Le mépris du peuple est tellement bien installé dans la mentalité des politiques et cette réalité tellement acceptée par de nombreux citoyens et dans les médias que personne ne semble avoir fait mention d’un des signes les plus inquiétants dans la « révocation » de Garry Conille et la « nomination » de son « successeur ».

Indépendamment de l’arrogance de Conille et de l’usurpation par lui de prérogatives n’étant pas les siennes, de son inefficacité, de son style Zorro et ses déclarations de va-t-en-guerre, le signe majeur reste que le processus de son éviction à quelque chose d’arbitraire.

La chose, telle qu’elle a été produite, ne répond à aucune des normes fixées par l’accord ayant donné naissance au pouvoir de transition, et surtout le CPT n’a pas jugé bon de s’adresser à la nation pour expliquer, justifier son geste.

Peuple, circulez, je n’ai rien à vous dire.

Ce silence est le signe le plus inquiétant.

Verrait-on pareille chose ailleurs ? Un pouvoir de compromis, un échec patent au moins dans le domaine de la lutte contre la criminalité qui n’est pas que celui du gouvernement, mais celui de l’Exécutif en tant que tel, un conseil présidentiel composé de « représentants » de multiples groupes et secteurs, un scandale autour de trois conseillers sur lequel certains de ces secteurs eux-mêmes réclament une prise de position du conseil, silence dudit conseil et la publication d’un arrêté.

Une adresse à la nation par le CPT était nécessaire.

Pas un mot aux secteurs qui les ont délégués, pas de concertation, pas une intervention du président du conseil auprès de la nation. À noter qu’il utilise souvent un « je » aussi impérial que celui de Conille.

A-t-on raté le procédé discursif par lequel il s’est changé en Leslie Dessalines Voltaire dans son usage de la citation de l’Empereur sur le jugement de l’histoire qu’il revendique comme sienne dans son discours du 17 octobre ?

Comment des délégués de groupes et de secteurs, peuvent-ils prendre une telle décision comme s’ils avaient été élus par un vote populaire ! Même des présidents élus jugent nécessaire sinon obligatoire de s’adresser à la nation et de consulter leurs bases lorsqu’ils estiment devoir prendre des décisions aussi graves.

Pas un mot aux secteurs qui les ont délégués, pas de concertation, pas une intervention du président du conseil auprès de la nation. À noter qu’il utilise souvent un « je » aussi impérial que celui de Conille.

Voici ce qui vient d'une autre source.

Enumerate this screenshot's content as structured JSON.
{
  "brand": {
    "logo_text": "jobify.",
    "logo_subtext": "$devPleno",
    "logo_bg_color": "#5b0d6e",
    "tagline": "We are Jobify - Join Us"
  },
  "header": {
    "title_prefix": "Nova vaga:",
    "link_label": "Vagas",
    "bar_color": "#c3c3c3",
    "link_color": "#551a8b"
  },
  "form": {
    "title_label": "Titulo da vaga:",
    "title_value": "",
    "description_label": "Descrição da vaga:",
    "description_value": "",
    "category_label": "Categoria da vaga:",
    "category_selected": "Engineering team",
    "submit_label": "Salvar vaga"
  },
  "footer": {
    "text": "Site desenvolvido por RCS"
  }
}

Dans l’analyse des signes, un absolutisme à neuf têtes semble avoir vaincu une tentative ou une tentation d’absolutisme qui n’avait pas les moyens. Zorro et les neuf mercenaires… Pas de doute que Garry Conille pensait ne pas avoir de comptes à rendre au CPT, aujourd’hui, on a tous les signes d’un CPT qui estime ne pas avoir de comptes à rendre à la nation.

Pas une adresse au peuple.

C’est une affaire entre le CPT et… le CPT.

Que peut être un premier ministre « nommé » dans de telles conditions sinon un subalterne docile qui travaille pour répondre aux objectifs de ses chefs ? Quels sont ces objectifs ? Personnels, on en a la preuve au moins pour trois sur neuf.

Pour le reste, Intérêts particuliers de groupes, et de groupes à l’intérieur de groupes. Quels pourront être les hauts fonctionnaires, ministres et directeurs généraux sinon que des cooptés redevables à leurs « bienfaiteurs » ?

Nous sommes bien loin du chef-d’œuvre de Kurosawa. Ses samourais, transformés en mercenaires par le cinéma américain, avaient été engagés par un village pour le défendre contre des bandits. Héroïques jusqu’à y perdre leur vie, ils avaient lutté avec le village. Aujourd’hui, le village d’Haïti est aux mains d’une bande d’anti-héros n’ayant de compte à rendre à personne. La population ne peut ni manifester ni influer. On ne s’adresse même pas à elle.

Que peut être un premier ministre « nommé » dans de telles conditions sinon un subalterne docile qui travaille pour répondre aux objectifs de ses chefs ?

Je ne discute pas du sort du docteur Conille, il n’était pas méritant. Si l’on voulait être méchant, on dirait que c’est une caricature de super héros vaincu par des anti-héros, un ogrillon sans repères dévoré par des ogres. Mais pas besoin d’être méchant, il suffit d’être inquiet.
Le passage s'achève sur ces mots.